27.06.2008

Du Camp Rouch au Mas de Rouquet



La marche est comme les livres, source de connaissance et d'émotion. De surcroît elle vous oxygène le

cerveau, excellent antidote à la sénilité précoce, et vous fait de beaux mollets, atout non négligeable avec la

période estivale qui s'annonce.



Et je connais des lieux qui vous dispensent à la fois une leçon d'histoire, de botanique, d'entomologie et

de géologie. Vous êtes tentés ? Alors rejoignez le plateau du Larzac et abandonnez votre pétroleuse près du

Camp Rouch à quelques kilomètres au sud du Caylar. Je vous y attends, mais soyez matinal car nous avons un

bon bout de chemin à faire.



Suivant les traces laissées par les visiteurs nocturnes de ces lieux - renards, sangliers, blaireaux,

fouines, lapins qui « dînent » pendant que nous dormons - nous traversons un petit bois qui, en cette fin de

printemps généreusement arrosé, arbore une pléiade de verts. Les feuilles encore charnues laissent

parcimonieusement passer des confettis de soleil qui dessinent des pointillés de lumière sur le chemin et nous

font cligner des yeux.




Sortant du bois, nous découvrons le vrai visage du Causse : une mer de pelouses couverte en cette

saison de thym en fleurs où émergent par endroits des bosquets de buis et de genévriers cade, dont les baies

sont utilisées comme condiments dans diverses préparations culinaires (notamment la choucroute). L'huile que

l'on extrait de son bois est efficace contre les maladies de peau et entrait autrefois dans la composition du savon

Cadum qui permettait selon la réclame de l'époque d'avoir la peau douce comme une peau de bébé !

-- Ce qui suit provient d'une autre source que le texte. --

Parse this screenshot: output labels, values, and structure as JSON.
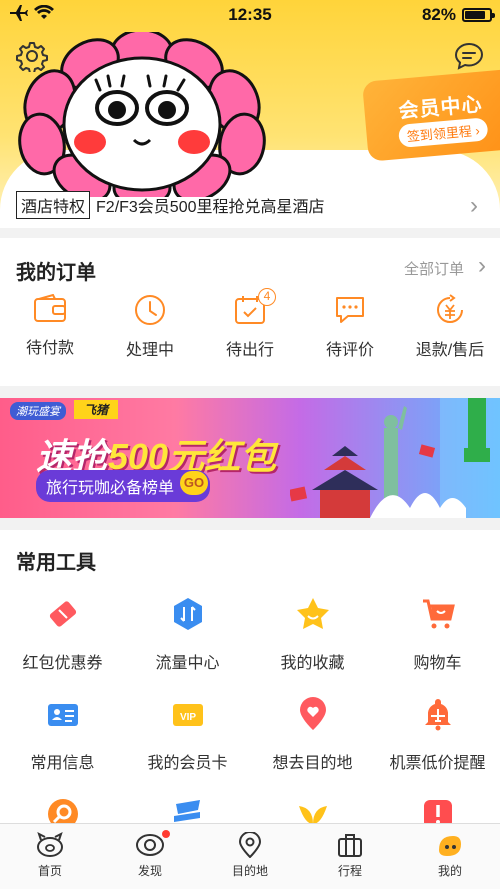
{
  "status_bar": {
    "time": "12:35",
    "battery": "82%",
    "battery_level": 0.82
  },
  "member_card": {
    "title": "会员中心",
    "subtitle": "签到领里程 ›"
  },
  "privilege": {
    "tag": "酒店特权",
    "text": "F2/F3会员500里程抢兑高星酒店"
  },
  "orders": {
    "title": "我的订单",
    "all_link": "全部订单",
    "items": [
      {
        "label": "待付款",
        "icon": "wallet-icon"
      },
      {
        "label": "处理中",
        "icon": "clock-icon"
      },
      {
        "label": "待出行",
        "icon": "calendar-check-icon",
        "badge": "4"
      },
      {
        "label": "待评价",
        "icon": "comment-icon"
      },
      {
        "label": "退款/售后",
        "icon": "refund-icon"
      }
    ]
  },
  "banner": {
    "tag1": "潮玩盛宴",
    "tag2": "飞猪",
    "title_a": "速抢",
    "title_b": "500元红包",
    "subtitle": "旅行玩咖必备榜单",
    "go": "GO"
  },
  "tools": {
    "title": "常用工具",
    "rows": [
      [
        {
          "label": "红包优惠券",
          "icon": "coupon-icon"
        },
        {
          "label": "流量中心",
          "icon": "data-traffic-icon"
        },
        {
          "label": "我的收藏",
          "icon": "star-icon"
        },
        {
          "label": "购物车",
          "icon": "cart-icon"
        }
      ],
      [
        {
          "label": "常用信息",
          "icon": "id-card-icon"
        },
        {
          "label": "我的会员卡",
          "icon": "vip-card-icon"
        },
        {
          "label": "想去目的地",
          "icon": "heart-pin-icon"
        },
        {
          "label": "机票低价提醒",
          "icon": "flight-alarm-icon"
        }
      ]
    ]
  },
  "tabbar": [
    {
      "label": "首页",
      "icon": "home-pig-icon"
    },
    {
      "label": "发现",
      "icon": "eye-icon",
      "dot": true
    },
    {
      "label": "目的地",
      "icon": "location-pin-icon"
    },
    {
      "label": "行程",
      "icon": "suitcase-icon"
    },
    {
      "label": "我的",
      "icon": "profile-icon"
    }
  ],
  "colors": {
    "accent": "#ff8a25",
    "header_yellow": "#ffd43a"
  }
}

Aujourd'hui les marchands de cosmétique sont finalement plus modestes puisqu'ils ne vous promettent que de

vous rajeunir de 10 à 20 ans ! Mais en ce domaine comme en politique les promesses n'engagent et surtout ne

coûtent qu'à ceux qui les écoutent !




Le chemin passe à proximité des ruines de la chapelle St Vincent, dont la nef domine, comme un

vaisseau de pierre, cet océan vert qui va mourir au loin au pied des Cévennes.

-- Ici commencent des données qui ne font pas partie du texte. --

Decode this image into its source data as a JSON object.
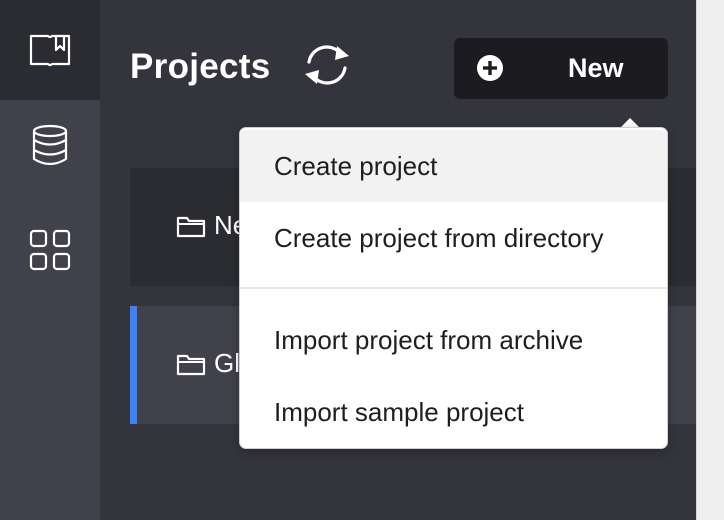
{
  "sidebar": {
    "items": [
      {
        "icon": "book-bookmark-icon",
        "active": true
      },
      {
        "icon": "database-icon",
        "active": false
      },
      {
        "icon": "grid-apps-icon",
        "active": false
      }
    ]
  },
  "header": {
    "title": "Projects",
    "sync_icon": "sync-icon",
    "new_button": {
      "icon": "plus-circle-icon",
      "label": "New"
    }
  },
  "projects": [
    {
      "icon": "folder-icon",
      "name": "Ne",
      "selected": false
    },
    {
      "icon": "folder-icon",
      "name": "Gl",
      "selected": true
    }
  ],
  "new_menu": {
    "items": [
      {
        "label": "Create project",
        "hovered": true
      },
      {
        "label": "Create project from directory",
        "hovered": false
      },
      {
        "label": "Import project from archive",
        "hovered": false
      },
      {
        "label": "Import sample project",
        "hovered": false
      }
    ]
  },
  "colors": {
    "rail": "#40414a",
    "rail_active": "#2b2c31",
    "panel": "#34353c",
    "button": "#1c1c20",
    "accent": "#3b82f6"
  }
}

Je suis toujours émerveille devant la foi des hommes et des femmes qui ont édifié leurs lieux de culte

dans des endroits aussi isolés. Sans doute le fait de quitter la ville, le bourg, le hameau et l'animation du

monde des humains pour aller prier, aide-t-il l'âme à se tourner vers le ciel. Dans de tels lieux l'oeuvre de

celui ou celle (ça me plairait assez que Dieu soit une Diva !) qui a créé l'univers se révèle dans son immensité

et force l'homme à l'humilité.




Un peu plus loin surgit l'impressionnant domaine du mas de Rouquet, constituant à lui seul un village et

dont les superbes bâtiments habillés de lierre sont aujourd'hui squattés par des belles de Salers et leur

progéniture.




Les magnifiques voutes de l'édifice principal témoignent d'un temps où les hommes ne ménageaient

ni leur temps ni leur peine et construisaient pour les siècles. Ils n'étaient peut être pas tous instruits mais leur

intelligence pratique était guidée par un sens inné de la beauté nourri par la contemplation de la nature.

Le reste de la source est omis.